Finanzierung der S-Bahn nach Hennigsdorf gesichert

Spatenstich
Das Foto zeigt den damaligen Verkehrssenator Herwig Haase am S-Bf Schulzendorf beim symbolischen Spatenstich für den Beginn der Bauarbeiten zur Wiederinbetriebnahme der S-Bahn von Tegel nach Hennigsdorf. Nachdem sich dieser „Baubeginn“ vom 14. August 1995 als Wahlkampf betrug entpuppt hatte, schöpften die Fahrgäste aufgrund der Pressemitteilung vom 27.3.1996 neue Hoffnung. Vergeblich, es wird noch immer nicht gebaut! Skeptiker erwarten, daß die S-Bahn nun erst 1999 (!) wieder nach Hennigsdorf fahren kann. Foto: Marc Heller

Der Bund steht zu seinem Versprechen, den S-Bahn-Lückenschluß zwischen Berlin und Hennigsdorf schnellst möglich zu realisieren. Für die Wiederherstellung der Strecke steht entsprechend einer jetzt von Bund und Deutscher Bahn AG Unterzeichneten Vereinbarung ein Gesamtbetrag von 355 Millionen DM zur Verfügung. Das teilte am Mittwoch das Bundesverkehrsministerium in Bonn mit.

Bei der S-Bahn Berlin GmbH wurde die Mitteilung positiv aufgenommen.

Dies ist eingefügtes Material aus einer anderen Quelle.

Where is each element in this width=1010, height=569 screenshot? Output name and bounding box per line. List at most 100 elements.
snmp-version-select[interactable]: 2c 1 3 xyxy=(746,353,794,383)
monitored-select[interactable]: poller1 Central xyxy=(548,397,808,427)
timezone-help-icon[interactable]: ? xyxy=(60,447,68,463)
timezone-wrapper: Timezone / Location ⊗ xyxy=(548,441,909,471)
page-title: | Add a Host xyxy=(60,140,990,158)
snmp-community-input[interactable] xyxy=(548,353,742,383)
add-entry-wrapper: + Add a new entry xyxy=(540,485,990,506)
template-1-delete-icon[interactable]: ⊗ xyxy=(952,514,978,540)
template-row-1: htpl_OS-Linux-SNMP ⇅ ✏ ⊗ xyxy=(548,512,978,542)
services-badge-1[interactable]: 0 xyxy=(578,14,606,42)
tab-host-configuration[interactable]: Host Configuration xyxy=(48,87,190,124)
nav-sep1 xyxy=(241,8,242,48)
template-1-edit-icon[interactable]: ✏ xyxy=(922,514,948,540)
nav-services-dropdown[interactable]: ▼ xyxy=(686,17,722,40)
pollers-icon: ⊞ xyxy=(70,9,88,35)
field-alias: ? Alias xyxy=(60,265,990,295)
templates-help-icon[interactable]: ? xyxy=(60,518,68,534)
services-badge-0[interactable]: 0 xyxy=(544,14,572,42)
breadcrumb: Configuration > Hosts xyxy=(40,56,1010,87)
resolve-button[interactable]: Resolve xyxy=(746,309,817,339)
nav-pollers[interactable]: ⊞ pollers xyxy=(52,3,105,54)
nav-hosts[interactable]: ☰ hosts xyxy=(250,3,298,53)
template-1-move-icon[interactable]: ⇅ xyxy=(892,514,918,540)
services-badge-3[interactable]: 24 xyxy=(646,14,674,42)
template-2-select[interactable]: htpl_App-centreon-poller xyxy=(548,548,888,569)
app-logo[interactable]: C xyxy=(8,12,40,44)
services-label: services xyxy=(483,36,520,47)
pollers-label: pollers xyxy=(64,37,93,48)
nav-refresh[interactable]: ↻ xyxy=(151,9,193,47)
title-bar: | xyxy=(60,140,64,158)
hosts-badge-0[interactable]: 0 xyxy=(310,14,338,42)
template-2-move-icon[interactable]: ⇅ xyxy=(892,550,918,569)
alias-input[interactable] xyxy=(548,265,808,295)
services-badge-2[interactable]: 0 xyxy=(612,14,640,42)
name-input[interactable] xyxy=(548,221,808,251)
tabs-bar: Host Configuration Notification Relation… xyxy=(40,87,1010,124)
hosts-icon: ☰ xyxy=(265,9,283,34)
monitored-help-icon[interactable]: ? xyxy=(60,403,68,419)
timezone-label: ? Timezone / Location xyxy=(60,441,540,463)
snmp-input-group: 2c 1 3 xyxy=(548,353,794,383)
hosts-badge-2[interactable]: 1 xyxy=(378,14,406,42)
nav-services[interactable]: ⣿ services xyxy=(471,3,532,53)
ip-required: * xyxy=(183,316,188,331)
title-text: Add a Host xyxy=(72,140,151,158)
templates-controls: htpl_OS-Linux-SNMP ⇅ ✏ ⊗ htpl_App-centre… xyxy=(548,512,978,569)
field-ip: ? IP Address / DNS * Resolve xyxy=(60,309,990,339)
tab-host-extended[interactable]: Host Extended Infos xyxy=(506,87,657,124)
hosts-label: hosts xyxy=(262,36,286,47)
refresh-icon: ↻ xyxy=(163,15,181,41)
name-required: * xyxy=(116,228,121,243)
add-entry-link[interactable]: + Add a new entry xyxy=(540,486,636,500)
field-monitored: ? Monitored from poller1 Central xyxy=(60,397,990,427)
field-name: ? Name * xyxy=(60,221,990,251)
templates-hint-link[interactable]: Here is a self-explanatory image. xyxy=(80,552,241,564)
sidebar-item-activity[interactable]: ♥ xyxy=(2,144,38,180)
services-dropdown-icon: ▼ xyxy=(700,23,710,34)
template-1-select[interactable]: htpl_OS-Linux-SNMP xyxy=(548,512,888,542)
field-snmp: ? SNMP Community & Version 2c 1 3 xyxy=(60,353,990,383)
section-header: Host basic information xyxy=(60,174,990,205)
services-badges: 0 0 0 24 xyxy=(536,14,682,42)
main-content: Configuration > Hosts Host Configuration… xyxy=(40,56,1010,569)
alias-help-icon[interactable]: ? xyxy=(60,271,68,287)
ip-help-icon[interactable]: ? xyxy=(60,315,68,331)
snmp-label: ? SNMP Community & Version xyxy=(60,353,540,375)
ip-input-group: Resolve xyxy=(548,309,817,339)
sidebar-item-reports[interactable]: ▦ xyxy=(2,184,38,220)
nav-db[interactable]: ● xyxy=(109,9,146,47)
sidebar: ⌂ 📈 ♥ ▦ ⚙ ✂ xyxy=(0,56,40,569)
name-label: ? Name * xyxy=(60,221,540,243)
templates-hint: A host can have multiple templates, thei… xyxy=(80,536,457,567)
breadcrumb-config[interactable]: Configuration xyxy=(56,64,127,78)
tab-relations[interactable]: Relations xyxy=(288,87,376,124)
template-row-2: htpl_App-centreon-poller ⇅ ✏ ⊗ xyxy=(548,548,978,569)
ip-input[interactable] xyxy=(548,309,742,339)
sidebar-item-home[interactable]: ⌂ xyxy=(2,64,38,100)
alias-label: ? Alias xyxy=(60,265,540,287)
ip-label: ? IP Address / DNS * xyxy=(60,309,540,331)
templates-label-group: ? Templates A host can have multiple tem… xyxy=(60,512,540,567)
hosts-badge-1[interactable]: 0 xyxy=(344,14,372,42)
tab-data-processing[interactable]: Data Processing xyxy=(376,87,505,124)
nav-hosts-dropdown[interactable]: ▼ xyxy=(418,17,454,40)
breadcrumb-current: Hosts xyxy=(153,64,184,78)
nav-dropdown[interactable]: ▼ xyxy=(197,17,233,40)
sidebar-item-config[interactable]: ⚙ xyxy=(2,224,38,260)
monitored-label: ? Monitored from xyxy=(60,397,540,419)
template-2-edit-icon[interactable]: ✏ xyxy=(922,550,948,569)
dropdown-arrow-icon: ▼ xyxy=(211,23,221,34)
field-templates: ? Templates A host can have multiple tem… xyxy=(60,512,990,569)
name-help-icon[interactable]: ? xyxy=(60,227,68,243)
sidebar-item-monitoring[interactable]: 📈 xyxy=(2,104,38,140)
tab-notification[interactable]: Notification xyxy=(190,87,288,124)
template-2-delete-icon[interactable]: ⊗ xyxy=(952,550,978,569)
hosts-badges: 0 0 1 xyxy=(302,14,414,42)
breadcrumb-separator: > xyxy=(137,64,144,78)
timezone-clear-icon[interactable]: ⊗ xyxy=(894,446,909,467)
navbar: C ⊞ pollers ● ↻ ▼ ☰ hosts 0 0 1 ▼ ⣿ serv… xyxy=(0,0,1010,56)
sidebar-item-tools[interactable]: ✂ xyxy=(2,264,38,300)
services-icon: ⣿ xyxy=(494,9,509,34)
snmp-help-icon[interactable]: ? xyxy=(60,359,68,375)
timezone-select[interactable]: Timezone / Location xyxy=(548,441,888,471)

Dr. Axel Nawrocki, Vorsitzender der Geschäftsführung, erklärte: "Der finanzpolitische Knoten ist gelöst. Wir rechnen nunmehr mit einer zügigen Realisierung des Projektes. Die Verbindung von Tegel nach Hennigsdorf ist von hohem verkehrspolitischen Wert. Wir erwarten über 10.000 Fahrgäste täglich."

Der Bau der für die Region Hennigsdorf wirtschaftlich sehr wichtigen S-Bahn-Verbindung erfolgt im Rahmen der von der Bundesregierung zugesicherten Wiederherstellung des S-Bahn-Netzes von 1961.